Phillip had said in one of his letters that he’d been asked if he’d wanted immediate discharge from the Army after the deaths of his brother and father, but he had insisted he would fight until the end of the war, but would like to be discharged immediately upon peace breaking out or even a temporary ceasefire. His wish had been granted, and so when he walked into the drawing room, in a white shirt covered in soil and a pair of old trousers, he looked nothing like the soldier Eloise had pictured him to be.

 

He was also considerably more handsome than Eloise had expected him to be. It wasn’t that she’d expected him to be unattractive, but she expected him to be like the average man. If Sir Phillip Crane was anything, average he was not. It wasn’t a problem - she’d already decided to marry him, after all - but it did make a huge difference. As he poured tea for them and started to talk quietly, Eloise found that she was attracted to him. She hadn’t factored that into her thinking when she’d decided he was a suitable candidate for a husband.

 

“Sister Bridgerton, I do hope-” Phillip started.

 

“You might call me Eloise,” she interjected quickly, “you did so in your letters”

 

“Letters are different, Eloise, but I suppose I should oblige. I do hope I’m not misreading the situation, but I gathered from your letters and your turn of phrase that you were - for lack of a better word - assessing me”

 

Eloise quirked a singular eyebrow, “assessing?”

 

“As to whether I would be a possible candidate as a husband” Phillip said, his tone conveying much more confidence than he felt.

 

Eloise couldn’t deny it.
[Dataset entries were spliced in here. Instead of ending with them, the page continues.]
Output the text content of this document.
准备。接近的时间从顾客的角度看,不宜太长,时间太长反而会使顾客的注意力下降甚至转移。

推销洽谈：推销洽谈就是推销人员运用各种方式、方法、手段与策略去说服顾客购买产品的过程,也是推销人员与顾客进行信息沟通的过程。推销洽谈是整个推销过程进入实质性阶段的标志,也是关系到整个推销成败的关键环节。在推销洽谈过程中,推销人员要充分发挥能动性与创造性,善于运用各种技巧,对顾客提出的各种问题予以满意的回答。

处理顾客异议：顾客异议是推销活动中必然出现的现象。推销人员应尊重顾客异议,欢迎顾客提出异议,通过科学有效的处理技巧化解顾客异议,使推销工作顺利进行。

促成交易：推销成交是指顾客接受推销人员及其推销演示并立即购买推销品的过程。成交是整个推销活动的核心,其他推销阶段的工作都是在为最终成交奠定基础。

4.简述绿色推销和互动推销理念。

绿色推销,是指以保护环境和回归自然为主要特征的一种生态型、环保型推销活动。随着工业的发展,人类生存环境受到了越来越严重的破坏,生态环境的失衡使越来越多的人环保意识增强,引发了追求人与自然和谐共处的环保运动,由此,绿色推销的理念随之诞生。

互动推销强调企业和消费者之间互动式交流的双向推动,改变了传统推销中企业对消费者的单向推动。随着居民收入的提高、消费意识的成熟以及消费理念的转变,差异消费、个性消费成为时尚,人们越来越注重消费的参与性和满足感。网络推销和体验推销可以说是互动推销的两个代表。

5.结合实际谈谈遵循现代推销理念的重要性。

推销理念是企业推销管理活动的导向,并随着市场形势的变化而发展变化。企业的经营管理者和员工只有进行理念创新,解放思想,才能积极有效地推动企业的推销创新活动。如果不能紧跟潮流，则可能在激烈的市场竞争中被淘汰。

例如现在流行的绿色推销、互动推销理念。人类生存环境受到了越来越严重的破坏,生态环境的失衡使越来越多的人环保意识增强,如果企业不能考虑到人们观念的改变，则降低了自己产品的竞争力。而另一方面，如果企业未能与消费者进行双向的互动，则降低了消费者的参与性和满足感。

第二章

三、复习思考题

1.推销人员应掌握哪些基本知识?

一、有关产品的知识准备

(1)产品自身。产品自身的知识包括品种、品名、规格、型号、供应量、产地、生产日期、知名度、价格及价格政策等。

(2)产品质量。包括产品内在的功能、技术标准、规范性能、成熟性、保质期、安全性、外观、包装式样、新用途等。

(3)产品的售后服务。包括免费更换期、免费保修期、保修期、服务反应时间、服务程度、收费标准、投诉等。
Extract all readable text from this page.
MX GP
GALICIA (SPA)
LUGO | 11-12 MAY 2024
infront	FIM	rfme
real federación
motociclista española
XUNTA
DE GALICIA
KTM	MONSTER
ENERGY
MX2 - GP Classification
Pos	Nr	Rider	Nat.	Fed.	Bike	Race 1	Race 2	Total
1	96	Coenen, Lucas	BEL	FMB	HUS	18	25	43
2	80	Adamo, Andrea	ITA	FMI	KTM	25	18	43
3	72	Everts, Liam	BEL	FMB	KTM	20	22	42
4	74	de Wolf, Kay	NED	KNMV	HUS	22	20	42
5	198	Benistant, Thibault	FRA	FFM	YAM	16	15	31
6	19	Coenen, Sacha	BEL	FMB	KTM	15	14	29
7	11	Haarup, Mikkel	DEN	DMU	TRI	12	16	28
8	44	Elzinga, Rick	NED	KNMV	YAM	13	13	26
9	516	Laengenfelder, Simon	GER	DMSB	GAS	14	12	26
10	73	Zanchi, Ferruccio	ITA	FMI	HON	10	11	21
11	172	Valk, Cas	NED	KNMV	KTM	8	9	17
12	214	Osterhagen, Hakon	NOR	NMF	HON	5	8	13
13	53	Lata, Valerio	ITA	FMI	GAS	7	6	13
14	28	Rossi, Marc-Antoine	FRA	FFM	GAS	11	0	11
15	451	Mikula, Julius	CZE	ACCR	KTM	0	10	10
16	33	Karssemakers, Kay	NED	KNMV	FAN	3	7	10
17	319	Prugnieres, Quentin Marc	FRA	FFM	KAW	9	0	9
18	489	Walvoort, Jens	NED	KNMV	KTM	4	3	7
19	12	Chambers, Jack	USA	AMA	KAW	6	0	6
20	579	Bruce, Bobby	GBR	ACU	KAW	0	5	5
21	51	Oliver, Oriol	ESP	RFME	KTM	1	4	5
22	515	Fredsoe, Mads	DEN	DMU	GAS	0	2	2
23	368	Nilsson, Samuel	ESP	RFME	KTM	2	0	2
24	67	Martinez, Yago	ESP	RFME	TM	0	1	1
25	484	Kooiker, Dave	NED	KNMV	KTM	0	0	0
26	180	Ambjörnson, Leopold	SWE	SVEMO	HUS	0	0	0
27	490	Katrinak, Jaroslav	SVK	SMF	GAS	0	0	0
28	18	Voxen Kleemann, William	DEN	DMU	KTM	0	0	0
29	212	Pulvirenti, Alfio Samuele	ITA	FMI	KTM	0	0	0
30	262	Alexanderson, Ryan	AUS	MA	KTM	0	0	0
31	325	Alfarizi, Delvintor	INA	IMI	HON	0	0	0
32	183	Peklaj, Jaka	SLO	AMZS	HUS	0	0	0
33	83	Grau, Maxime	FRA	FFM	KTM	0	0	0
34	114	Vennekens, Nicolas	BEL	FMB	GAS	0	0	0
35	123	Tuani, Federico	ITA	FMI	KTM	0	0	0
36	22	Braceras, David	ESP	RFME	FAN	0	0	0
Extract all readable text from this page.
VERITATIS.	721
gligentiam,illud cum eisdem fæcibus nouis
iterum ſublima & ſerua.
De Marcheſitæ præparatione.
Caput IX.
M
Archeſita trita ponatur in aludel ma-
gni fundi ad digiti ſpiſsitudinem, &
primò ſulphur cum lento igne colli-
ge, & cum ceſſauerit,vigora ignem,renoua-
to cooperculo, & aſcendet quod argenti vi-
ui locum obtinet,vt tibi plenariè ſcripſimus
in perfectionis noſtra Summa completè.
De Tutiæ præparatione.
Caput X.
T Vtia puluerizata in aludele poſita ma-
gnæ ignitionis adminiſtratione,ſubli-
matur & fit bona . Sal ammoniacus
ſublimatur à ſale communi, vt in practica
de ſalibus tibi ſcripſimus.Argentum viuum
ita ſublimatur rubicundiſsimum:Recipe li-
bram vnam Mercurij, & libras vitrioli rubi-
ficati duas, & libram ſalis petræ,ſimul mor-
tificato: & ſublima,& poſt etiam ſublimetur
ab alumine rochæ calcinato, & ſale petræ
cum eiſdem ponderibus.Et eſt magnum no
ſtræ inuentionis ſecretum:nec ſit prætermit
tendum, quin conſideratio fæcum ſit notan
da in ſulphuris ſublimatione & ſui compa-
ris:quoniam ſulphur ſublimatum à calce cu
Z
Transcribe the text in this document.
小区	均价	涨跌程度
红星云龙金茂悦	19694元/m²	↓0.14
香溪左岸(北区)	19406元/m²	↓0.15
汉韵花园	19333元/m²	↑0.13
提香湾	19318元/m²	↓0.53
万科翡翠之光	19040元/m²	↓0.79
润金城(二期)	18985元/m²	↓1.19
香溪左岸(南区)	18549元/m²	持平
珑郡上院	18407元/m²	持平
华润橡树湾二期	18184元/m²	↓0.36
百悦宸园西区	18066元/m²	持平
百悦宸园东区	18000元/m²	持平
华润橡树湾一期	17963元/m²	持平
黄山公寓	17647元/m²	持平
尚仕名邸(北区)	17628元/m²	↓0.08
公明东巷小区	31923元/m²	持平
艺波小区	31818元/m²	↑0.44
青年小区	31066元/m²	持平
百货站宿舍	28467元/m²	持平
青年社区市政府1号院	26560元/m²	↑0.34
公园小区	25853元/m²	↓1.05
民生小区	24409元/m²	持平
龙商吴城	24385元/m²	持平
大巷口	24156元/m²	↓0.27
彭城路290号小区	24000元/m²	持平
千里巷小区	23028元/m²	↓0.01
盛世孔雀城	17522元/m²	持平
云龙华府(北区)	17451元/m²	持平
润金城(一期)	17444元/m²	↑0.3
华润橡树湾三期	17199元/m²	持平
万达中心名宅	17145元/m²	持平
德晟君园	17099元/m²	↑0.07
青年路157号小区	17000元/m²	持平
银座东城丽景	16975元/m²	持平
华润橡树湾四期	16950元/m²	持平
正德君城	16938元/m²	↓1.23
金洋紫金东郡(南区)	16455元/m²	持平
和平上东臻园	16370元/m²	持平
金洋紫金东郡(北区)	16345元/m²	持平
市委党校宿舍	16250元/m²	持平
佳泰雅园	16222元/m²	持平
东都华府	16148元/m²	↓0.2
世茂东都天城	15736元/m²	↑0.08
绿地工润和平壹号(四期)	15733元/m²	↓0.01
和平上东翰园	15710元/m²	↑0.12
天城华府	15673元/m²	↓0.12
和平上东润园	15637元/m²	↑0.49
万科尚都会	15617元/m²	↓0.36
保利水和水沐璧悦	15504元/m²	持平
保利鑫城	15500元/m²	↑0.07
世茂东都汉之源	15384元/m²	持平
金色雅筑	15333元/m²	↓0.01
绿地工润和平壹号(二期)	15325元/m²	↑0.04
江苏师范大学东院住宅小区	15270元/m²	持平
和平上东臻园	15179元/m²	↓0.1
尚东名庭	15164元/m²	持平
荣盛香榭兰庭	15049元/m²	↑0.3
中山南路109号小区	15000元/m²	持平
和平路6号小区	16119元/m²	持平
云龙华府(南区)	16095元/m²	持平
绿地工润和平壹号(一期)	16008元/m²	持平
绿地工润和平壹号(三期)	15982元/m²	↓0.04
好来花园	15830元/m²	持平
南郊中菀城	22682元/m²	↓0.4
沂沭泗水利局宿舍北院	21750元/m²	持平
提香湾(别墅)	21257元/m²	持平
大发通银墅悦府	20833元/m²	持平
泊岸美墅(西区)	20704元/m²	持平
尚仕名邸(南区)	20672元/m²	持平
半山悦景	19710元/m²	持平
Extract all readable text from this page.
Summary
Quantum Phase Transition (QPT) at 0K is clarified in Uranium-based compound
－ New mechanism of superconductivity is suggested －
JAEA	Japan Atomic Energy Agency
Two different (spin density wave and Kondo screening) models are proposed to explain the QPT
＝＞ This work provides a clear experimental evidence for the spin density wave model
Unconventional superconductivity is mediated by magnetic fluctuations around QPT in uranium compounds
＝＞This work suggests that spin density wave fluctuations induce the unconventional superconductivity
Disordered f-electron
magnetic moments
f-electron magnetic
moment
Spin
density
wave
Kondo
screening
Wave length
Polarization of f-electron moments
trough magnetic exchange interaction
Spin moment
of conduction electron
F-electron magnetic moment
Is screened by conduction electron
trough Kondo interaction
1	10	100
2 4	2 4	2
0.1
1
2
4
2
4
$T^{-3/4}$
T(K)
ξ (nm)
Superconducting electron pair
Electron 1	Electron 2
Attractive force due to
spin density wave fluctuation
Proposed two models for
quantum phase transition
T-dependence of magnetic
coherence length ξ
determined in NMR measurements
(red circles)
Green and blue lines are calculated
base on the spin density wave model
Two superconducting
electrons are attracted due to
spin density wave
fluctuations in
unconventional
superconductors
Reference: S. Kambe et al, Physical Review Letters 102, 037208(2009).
He’d seen through her.

 

“I must confess that, though I promise you that wasn’t my design in writing to you in the first place” Eloise replied, “I did somewhat come to the conclusion though”

 

They talked through the proposal of a proposal over their tea, and decided that Phillip would court Eloise for a few weeks, and they could see if they felt like going forward with a marriage would be a good idea.

 

Eloise returned to her lodgings with a spring in her step, a note in her pocket, a flower in her hand, and a kiss on her cheek.